A análise da validade e eficácia dos atos administrativos revela a importância do princípio da
legalidade e da necessidade de controlo jurídico da atividade administrativa.
Os requisitos de validade garantem que a Administração atua dentro dos limites impostos pela
lei, protegendo os direitos dos particulares e assegurando a prossecução do interesse público.
Por sua vez, o regime da nulidade e anulabilidade permite sancionar os atos ilegais,
preservando simultaneamente a estabilidade das relações jurídicas.
A eficácia do ato administrativo demonstra que a produção de efeitos jurídicos depende de
pressupostos próprios, distintos da validade. A distinção entre validade e eficácia assume,
assim, particular relevância prática e teórica no ordenamento jurídico português.

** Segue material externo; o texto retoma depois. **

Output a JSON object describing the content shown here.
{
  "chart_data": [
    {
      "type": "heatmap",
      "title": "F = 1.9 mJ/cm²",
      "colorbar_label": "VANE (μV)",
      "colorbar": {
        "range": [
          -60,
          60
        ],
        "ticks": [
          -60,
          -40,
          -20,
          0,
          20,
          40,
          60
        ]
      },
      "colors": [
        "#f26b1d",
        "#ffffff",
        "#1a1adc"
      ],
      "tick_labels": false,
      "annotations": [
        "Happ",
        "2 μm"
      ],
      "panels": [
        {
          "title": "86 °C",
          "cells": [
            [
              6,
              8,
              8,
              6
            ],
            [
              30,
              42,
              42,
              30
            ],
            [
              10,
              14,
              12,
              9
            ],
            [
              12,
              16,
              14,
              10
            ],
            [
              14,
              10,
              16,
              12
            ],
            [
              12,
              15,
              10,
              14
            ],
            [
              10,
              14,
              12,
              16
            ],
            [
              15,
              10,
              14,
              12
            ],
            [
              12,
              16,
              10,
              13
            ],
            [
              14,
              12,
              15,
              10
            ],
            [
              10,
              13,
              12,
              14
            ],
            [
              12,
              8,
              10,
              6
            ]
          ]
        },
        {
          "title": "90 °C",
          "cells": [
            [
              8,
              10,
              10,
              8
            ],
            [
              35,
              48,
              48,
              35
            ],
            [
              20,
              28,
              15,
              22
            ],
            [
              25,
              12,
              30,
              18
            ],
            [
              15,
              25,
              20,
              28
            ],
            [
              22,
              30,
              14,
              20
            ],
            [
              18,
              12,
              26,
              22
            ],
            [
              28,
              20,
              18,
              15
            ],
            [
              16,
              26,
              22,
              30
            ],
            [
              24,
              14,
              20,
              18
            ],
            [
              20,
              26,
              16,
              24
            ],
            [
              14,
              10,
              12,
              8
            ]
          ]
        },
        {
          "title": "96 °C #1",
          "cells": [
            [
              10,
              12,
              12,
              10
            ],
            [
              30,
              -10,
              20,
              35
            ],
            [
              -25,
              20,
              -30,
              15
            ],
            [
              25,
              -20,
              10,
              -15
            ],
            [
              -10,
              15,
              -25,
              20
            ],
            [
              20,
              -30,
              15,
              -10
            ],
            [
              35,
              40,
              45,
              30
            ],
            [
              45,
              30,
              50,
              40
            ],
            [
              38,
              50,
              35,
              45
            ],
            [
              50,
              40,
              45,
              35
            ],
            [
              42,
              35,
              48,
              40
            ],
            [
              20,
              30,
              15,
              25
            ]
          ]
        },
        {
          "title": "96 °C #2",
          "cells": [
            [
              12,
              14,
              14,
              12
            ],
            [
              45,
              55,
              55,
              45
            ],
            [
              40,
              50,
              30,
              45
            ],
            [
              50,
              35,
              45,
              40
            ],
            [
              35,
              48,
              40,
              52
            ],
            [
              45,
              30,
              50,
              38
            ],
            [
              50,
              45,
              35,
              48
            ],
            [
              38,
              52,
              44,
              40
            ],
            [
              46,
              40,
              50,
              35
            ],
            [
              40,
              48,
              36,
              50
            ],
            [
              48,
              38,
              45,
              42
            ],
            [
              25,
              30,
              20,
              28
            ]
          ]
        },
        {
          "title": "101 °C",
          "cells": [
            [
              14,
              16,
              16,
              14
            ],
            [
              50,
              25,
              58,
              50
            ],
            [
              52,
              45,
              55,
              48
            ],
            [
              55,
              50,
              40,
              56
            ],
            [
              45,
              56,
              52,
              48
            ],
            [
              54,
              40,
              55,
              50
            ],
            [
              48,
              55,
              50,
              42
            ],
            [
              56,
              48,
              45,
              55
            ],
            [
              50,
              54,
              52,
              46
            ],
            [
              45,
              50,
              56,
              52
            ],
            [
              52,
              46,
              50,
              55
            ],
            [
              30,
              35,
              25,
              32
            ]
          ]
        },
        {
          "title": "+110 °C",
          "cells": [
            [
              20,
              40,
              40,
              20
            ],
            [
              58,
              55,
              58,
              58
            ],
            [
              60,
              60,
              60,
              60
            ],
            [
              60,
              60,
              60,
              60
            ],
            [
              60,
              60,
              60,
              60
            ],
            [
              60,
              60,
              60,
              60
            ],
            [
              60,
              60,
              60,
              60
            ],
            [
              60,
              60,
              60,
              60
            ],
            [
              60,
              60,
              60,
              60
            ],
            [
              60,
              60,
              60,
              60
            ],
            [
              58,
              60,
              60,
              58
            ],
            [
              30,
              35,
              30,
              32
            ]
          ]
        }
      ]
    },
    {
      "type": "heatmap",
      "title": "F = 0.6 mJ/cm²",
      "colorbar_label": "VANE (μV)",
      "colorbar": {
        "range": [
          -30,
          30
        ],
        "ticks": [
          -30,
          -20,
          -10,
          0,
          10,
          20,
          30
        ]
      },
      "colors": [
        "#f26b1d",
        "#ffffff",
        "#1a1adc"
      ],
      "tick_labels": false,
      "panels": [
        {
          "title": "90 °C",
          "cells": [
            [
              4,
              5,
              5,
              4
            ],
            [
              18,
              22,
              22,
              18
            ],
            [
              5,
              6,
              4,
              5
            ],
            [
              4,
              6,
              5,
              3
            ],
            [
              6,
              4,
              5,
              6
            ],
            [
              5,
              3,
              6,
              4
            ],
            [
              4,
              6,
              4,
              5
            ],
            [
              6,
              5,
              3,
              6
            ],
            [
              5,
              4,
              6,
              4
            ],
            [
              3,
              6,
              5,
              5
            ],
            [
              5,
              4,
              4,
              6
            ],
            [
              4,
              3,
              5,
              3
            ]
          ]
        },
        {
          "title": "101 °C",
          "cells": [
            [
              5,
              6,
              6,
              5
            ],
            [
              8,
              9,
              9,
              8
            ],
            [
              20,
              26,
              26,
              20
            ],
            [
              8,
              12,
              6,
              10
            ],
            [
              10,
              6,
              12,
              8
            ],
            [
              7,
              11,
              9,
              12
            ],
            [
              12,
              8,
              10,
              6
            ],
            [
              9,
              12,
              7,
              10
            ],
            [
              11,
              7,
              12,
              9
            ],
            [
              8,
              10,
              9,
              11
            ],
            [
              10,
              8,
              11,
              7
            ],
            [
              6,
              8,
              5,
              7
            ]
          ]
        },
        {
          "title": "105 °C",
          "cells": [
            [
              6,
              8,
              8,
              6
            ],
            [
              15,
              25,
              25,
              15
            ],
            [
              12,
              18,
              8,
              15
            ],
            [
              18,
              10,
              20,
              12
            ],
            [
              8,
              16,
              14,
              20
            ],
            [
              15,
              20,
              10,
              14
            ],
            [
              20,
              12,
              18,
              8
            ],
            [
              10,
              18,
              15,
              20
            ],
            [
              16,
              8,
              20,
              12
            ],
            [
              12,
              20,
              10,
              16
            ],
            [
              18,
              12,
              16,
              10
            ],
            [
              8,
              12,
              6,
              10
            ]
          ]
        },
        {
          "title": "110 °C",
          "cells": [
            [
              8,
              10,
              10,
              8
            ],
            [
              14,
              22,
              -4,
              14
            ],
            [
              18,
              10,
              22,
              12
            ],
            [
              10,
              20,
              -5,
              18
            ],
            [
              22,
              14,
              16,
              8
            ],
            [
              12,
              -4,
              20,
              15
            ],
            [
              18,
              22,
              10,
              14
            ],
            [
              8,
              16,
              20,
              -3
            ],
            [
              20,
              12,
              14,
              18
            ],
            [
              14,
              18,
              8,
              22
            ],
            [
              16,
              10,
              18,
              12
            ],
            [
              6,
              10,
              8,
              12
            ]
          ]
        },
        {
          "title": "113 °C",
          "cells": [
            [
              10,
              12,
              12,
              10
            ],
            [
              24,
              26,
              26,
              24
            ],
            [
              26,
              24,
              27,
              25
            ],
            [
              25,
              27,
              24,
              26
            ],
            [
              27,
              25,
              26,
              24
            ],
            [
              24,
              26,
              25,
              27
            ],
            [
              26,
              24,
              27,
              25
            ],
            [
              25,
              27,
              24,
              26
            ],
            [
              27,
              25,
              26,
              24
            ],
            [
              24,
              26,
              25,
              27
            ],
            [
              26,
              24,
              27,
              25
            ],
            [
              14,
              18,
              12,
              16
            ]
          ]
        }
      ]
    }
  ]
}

O regime jurídico do ato administrativo procura alcançar um equilíbrio entre legalidade,
segurança jurídica e proteção da confiança dos particulares, refletindo os valores fundamentais
do Estado de Direito democrático.
11Bibliografia
Diogo Freitas do Amaral, Direito Administrativo, vol. II, Coimbra, Almedina, 1989.
Mário Aroso de Almeida, Teoria Geral do Direito Administrativo, 11.ª ed., Coimbra,
Almedina, 2024.
Código de Procedimento Administrativo.